James Morris le miró con estupefacción al descubrir que presentaba el rostro descompuesto.

—¡Por el amor de dios, amigo, venga a ayudarme! —pidió el agente Watkins.

—¿Qué ocurre? —preguntó Morris intrigado.

—¡Han despedazado a otra mujer!

Watkins y Morris corrieron hacia el lugar con sendas linternas e iluminaron el destrozado cadáver. Morris se llevó las manos a los ojos y exclamó angustiado:

—¡Vive dios!

Mientras Watkins se quedó rastreando Mitre Square en busca de un posible asesino escondido, Morris corrió hacia Mitre Street tocando su silbato y pidiendo ayuda a gritos, y después hacia Aldgate, donde se topó con dos policías.

—¡Vayan a Mitre Square! —les indicó alargando el brazo en la dirección correcta—. ¡Ha habido otro terrible asesinato!

Eran las tres de la madrugada, y el agente Alfred Long se caía literalmente de sueño haciendo su ronda por Goulston Street.

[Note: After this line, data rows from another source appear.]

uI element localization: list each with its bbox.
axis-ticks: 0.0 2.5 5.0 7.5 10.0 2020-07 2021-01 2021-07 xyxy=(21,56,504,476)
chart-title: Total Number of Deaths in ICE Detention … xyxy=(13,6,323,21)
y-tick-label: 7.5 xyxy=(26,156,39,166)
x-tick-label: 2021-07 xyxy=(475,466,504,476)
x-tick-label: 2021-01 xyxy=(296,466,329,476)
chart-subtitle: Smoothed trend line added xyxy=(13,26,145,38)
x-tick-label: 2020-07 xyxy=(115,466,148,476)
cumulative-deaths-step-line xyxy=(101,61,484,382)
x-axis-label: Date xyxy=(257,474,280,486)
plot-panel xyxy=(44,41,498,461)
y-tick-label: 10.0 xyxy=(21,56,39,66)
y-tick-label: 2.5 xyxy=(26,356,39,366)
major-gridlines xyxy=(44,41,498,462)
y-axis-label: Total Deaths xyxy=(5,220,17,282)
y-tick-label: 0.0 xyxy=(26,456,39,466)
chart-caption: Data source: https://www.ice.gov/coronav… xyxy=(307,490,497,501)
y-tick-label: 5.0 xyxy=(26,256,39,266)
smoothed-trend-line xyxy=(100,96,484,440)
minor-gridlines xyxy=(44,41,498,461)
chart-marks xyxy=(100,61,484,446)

Al pasar por el oscuro pasadizo que conducía a un edificio habitado por judíos, algo se le enredó en el pie. Se agachó presto y lo desprendió de su bota. Su mano se manchó entonces de un líquido viscoso que empapaba el pañuelo. Encendió una cerilla y observó que lo que impregnaba un pedazo de tela arrugada en el suelo era sangre. Pero había algo más. Alguien había escrito en la pared este texto:

The Juwes

are the

men

who

will not

be blamed

for this

for nothing

El agente Long sacó un cuadernillo de su bolsillo y copió el mensaje con letra nerviosa; después, corrió hacia la comisaría de Commercial Street.